Advanced phylogenetic analysis using the DEC model

Ancestral range estimates using DEC with time- and region-dependent effects on dispersal rates

Michael J. Landis

Last modified on May 24, 2024

Introduction


In the Simple phylogenetic analysis using the DEC model tutorial, we went through the exercise of setting up the instantaneous rate matrix and cladogenetic transition probabilities for a simple DEC model. In this tutorial, we will set up a more complex model considering the geological histories in the biogeographic inference.

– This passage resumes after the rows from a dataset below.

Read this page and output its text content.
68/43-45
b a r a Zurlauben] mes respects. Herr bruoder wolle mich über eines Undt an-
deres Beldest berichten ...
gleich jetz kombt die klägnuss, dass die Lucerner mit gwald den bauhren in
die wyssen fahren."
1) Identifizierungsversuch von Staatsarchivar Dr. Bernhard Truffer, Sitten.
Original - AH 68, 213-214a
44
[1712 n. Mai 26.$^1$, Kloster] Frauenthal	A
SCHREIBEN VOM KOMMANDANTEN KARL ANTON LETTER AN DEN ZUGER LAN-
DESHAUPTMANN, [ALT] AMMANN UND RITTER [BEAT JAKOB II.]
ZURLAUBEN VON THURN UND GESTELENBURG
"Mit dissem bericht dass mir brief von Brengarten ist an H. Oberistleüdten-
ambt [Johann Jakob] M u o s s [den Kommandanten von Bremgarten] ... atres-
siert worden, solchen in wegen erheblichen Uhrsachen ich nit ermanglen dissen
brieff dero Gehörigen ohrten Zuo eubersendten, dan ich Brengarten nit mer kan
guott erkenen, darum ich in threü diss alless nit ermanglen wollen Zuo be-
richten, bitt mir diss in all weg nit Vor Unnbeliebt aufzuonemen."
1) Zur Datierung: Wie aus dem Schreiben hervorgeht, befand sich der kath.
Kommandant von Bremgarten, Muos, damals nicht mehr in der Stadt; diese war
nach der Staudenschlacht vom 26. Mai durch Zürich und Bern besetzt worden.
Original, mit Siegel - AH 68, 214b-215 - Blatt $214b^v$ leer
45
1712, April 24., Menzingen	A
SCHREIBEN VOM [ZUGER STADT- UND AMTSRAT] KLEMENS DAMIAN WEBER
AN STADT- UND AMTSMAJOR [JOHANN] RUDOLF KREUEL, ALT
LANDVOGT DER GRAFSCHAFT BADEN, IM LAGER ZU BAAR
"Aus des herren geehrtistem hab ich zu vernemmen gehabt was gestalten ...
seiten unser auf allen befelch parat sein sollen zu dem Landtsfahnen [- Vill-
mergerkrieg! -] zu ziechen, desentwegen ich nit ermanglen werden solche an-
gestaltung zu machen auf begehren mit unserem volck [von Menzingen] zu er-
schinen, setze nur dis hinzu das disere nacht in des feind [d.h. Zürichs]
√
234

We will learn how to set up an epoch model.

An improved DEC analysis


In this section, we’ll introduce a suite of model features that lend towards more realistic biogeographic analyses. Topics include applying range size constraints, stratified (or epoch) models of paleoconnectivity, function-valued dispersal rates, and incorporating uncertainty in paleogeographic event time estimates. These modifications should produce more realistic ancestral range estimates, e.g. that a volcanic island may only be colonized once it has formed, and that distance should have some bearing on dispersal rate.

To accomplish this, we’ll incorporate (paleo-)geographical data for the Hawaiian archipelago, summarized in . Even though we will continue to use four areas (K, O, M, H) in this section, we will use all six areas (R, K, O, M, H, Z) in , hence the full table is given for future reference.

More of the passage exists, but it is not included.